As ambições de revanche sobre o centro-direita, que alguém imaginava poderiam ocorrer com essas eleições, afundaram no mar de Sardenha. O resultado premia o candidato de centro-direita, Cappellacci, com 51,9% dos votos, enquanto o adversário, o poderoso patrão de Tiscali (a maior empresa italiana no setor da informática), recebe 42,9% das preferências. Uma diferença de 9 pontos percentuais que pesa sobre Renato Soru, sobre Walter Veltroni e sobre o centro-esquerda da Sardenha, que desaba até tocar 38,67%, enquanto o centro-direita está com 56,66%. O dato final para o PD, o Partido Democrático, é muito pesado: enquanto o PDL (Povo da Liberdade) torna-se o primeiro partido da ilha, passando 30%, o PD afunda não chegando a 25% (um ano atrás, nas eleições políticas, tinha atingido 33%).
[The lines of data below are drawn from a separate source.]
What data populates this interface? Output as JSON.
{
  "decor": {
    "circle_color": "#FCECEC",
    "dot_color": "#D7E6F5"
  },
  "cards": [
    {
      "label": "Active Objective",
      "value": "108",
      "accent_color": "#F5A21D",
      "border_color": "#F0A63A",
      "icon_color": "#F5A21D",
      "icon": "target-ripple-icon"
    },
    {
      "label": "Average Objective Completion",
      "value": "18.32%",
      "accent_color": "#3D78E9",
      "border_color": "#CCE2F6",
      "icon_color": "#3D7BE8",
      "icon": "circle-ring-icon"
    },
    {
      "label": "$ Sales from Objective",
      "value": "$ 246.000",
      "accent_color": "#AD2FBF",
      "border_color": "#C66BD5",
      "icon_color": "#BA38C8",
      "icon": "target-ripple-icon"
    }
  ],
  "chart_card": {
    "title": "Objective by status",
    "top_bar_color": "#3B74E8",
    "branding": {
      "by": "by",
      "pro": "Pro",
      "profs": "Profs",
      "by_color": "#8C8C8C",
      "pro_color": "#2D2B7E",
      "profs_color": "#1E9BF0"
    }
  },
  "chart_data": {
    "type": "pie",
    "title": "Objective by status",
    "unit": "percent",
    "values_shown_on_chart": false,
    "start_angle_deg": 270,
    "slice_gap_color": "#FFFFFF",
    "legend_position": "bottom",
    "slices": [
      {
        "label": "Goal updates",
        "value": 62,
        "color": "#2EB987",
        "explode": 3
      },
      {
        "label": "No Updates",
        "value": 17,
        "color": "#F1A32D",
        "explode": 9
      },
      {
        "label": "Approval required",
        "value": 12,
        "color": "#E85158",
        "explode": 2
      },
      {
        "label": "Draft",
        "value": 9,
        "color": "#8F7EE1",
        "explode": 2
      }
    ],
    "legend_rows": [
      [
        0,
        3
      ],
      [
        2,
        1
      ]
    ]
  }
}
O novo governador, Cappellacci, declarou que a Sardenha está voltando a sorrir. As primeiras ações serão as de resolver os problemas de trabalho, ocupação e pobreza. Como ele se acha homem novo emprestado à política, a maioria dos eleitores não o conheciam e, por isso, a ação de apoio do presidente Berlusconi foi de grande ajuda. A vitória do centro-direita vai além dos confins da Sardenha e com esta derrota Veltroni tem iniciado logo a fazer as contas: pediu demissão! “Desejo parabenizar pelo incrível sucesso na Sardenha”, assim o presidente da república francesa, Nicolas Sarkozy, se dirigiu ao primeiro ministro Silvio Berlusconi, durante a conferência de imprensa, quando terminou o encontro dos chefes da Itália e da França. “Quando se fala de você, na mídia”, continuou Sarkozy, “se diz que você não é um profissional da política. Meno male! (Graças a Deus), se não, o que aconteceria...!” acrescentou ironicamente confessando que sua vitória foi seguida, na França, com “alegria e admiração”.